Foi com aquela sensação de amargo de boca e de “o que é bom acaba depressa” que entramos no último dia de visitas neste fantástico périplo pelo Dão.
Depois das despedidas da fantástica Quinta da Fata e do seu anfitrião o Senhor Eurico rumamos à Quinta dos Carvalhais, a casa no Dão da gigante dos vinhos Sogrape. Fomos recebidos pela mulher que neste momento é a timoneira desta quinta, a simpatiquíssima Beatriz Cabral de Almeida que nos recebeu na zona de receção das uvas. Confesso que ia um pouco séptico, visto que a minha onda vai mais para coisas de menor dimensão… mas como também já aprendi que as primeiras impressões nem sempre são as melhores, mais valia manter o espirito aberto. Começamos por uma explicação daquilo que foi a história da Sogrape no Dão, com a sua implementação em 1957 sem vinha própria, até à compra da Quinta dos Carvalhais em 1988 e a feitura do primeiro vinho na respetiva quinta em 1990, seguida depois por uma volta pela quinta. A quinta tem cerca de 100 hectares, em que 50 estão cobertos por vinha. Situa-se a uma altitude a rondar os 400 a 500 metros e o solo é predominantemente granítico, apesar de em algumas zonas aparecer alguma argila, o que se torna benéfico para ajudar a uma maior retenção de água.

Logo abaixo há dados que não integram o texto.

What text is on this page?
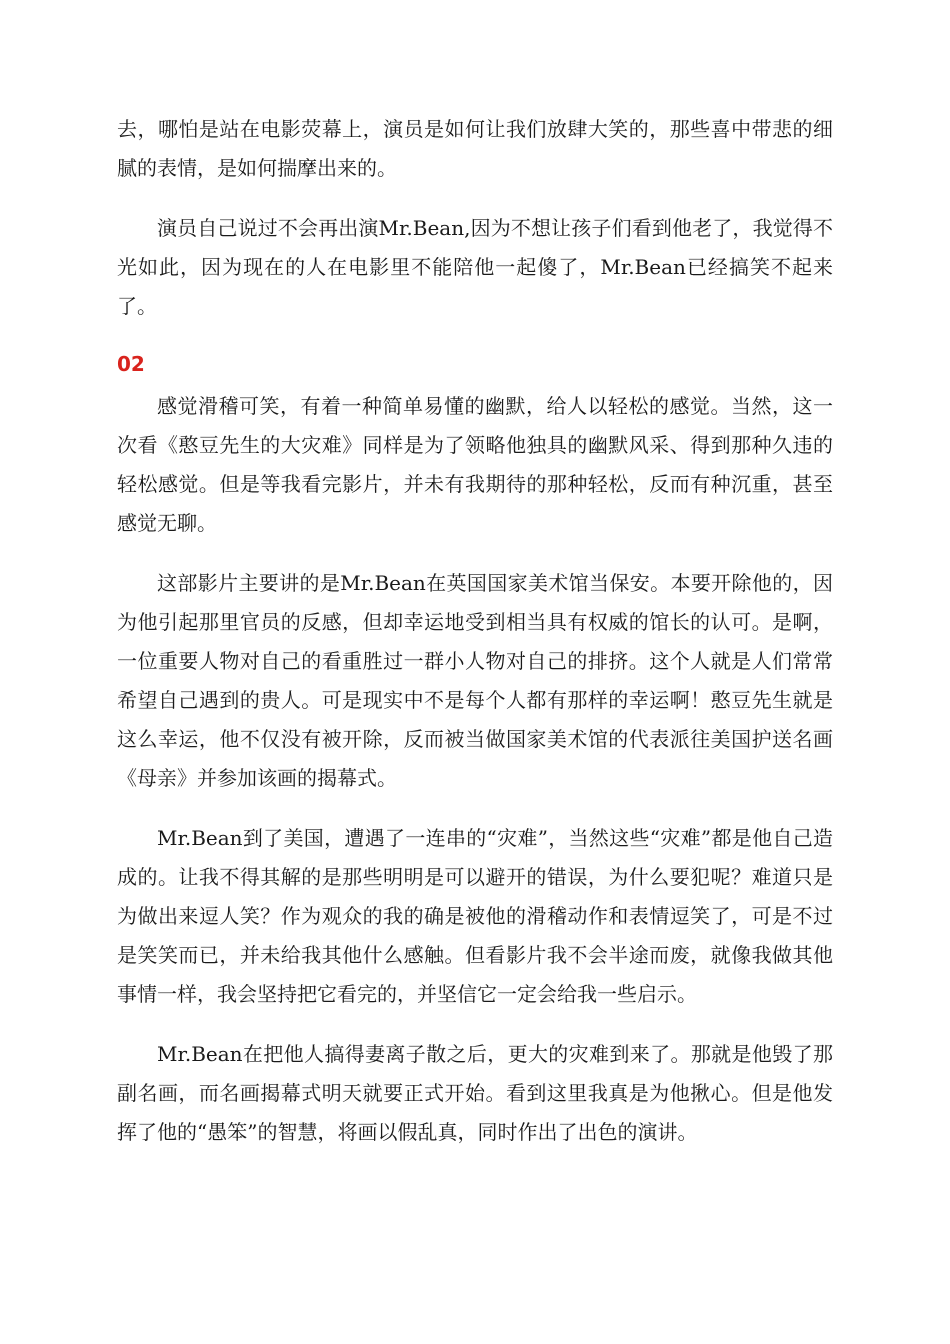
去，哪怕是站在电影荧幕上，演员是如何让我们放肆大笑的，那些喜中带悲的细腻的表情，是如何揣摩出来的。

演员自己说过不会再出演Mr.Bean,因为不想让孩子们看到他老了，我觉得不光如此，因为现在的人在电影里不能陪他一起傻了，Mr.Bean已经搞笑不起来了。

02

感觉滑稽可笑，有着一种简单易懂的幽默，给人以轻松的感觉。当然，这一次看《憨豆先生的大灾难》同样是为了领略他独具的幽默风采、得到那种久违的轻松感觉。但是等我看完影片，并未有我期待的那种轻松，反而有种沉重，甚至感觉无聊。

这部影片主要讲的是Mr.Bean在英国国家美术馆当保安。本要开除他的，因为他引起那里官员的反感，但却幸运地受到相当具有权威的馆长的认可。是啊，一位重要人物对自己的看重胜过一群小人物对自己的排挤。这个人就是人们常常希望自己遇到的贵人。可是现实中不是每个人都有那样的幸运啊！憨豆先生就是这么幸运，他不仅没有被开除，反而被当做国家美术馆的代表派往美国护送名画《母亲》并参加该画的揭幕式。

Mr.Bean到了美国，遭遇了一连串的“灾难”，当然这些“灾难”都是他自己造成的。让我不得其解的是那些明明是可以避开的错误，为什么要犯呢？难道只是为做出来逗人笑？作为观众的我的确是被他的滑稽动作和表情逗笑了，可是不过是笑笑而已，并未给我其他什么感触。但看影片我不会半途而废，就像我做其他事情一样，我会坚持把它看完的，并坚信它一定会给我一些启示。

Mr.Bean在把他人搞得妻离子散之后，更大的灾难到来了。那就是他毁了那副名画，而名画揭幕式明天就要正式开始。看到这里我真是为他揪心。但是他发挥了他的“愚笨”的智慧，将画以假乱真，同时作出了出色的演讲。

Neste momento a quinta tem plantado 4 castas tintas sendo elas Touriga Nacional, Tinta Roriz, Jean e Alfrocheiro e 3 Brancas Encruzado, Verdelho e o surpreendente para esta região Sémillon. No ano anterior, a história dos incêndios também bateu a esta porta, afetando uma boa percentagem da vinha, seja pelo incêndio direto, seja pelo calor despoletado pelas chamas. Sabe-se a área afetada, mas as consequências ainda estão por calcular e neste momento apenas se pode esperar e ver se a natureza foi generosa e a videira forte o suficiente para se regenerar e continuar a sua ligação entre o homem e a terra. No meio da quinta tivemos o prazer de visitar uma parcela com uma história que vem do Neolítico e que ainda hoje se quer manter na ribalta, falo da vinha da Anta. É uma parcela de vinha que tem como vizinha uma construção pré-histórica, concretamente um Dólmen, e ao mesmo tempo (nos dias de hoje) produz uma excelente Touriga Nacional que tem sido utilizada nos melhores vinhos da quinta como é o exemplo do “Único”, feito pela primeira vez em 2005 com uvas desta vinha. De salientar também que em todo o espaço plantado da quinta existem diversas parcelas da mesma casta, o que segundo a Beatriz, permite um maior leque de escolha na hora do desenho final de um vinho, visto existirem diferenças que se demostram todos os anos em cada parcela. De regresso à adega fez-se uma visita a todo o seu espaço, começando pela zona inicial de receção, esmagamento, fermentação, até à zona de estágio, onde se destaca claramente a bela sala de barricas onde estagiam os melhores néctares da casa. Foi engraçado verificar que os vinhos mais antigos ali a estagiar… eram brancos… o que levou à pergunta natural do “porquê?”. A resposta é simples… são para a feitura de outro ícone da casa, o “Branco Especial”. Este vinho tem origem em vinhos brancos de várias colheitas da quinta que depois de selecionados, são misturados consoante o resultado que se queira, até atingir o ponto achado o correto. Antes do almoço, mas já com o olhos postos num forno a lenha que agoirava ter algo de muito bom no seu interior, fomos fazer uma prova preparada pela Beatriz.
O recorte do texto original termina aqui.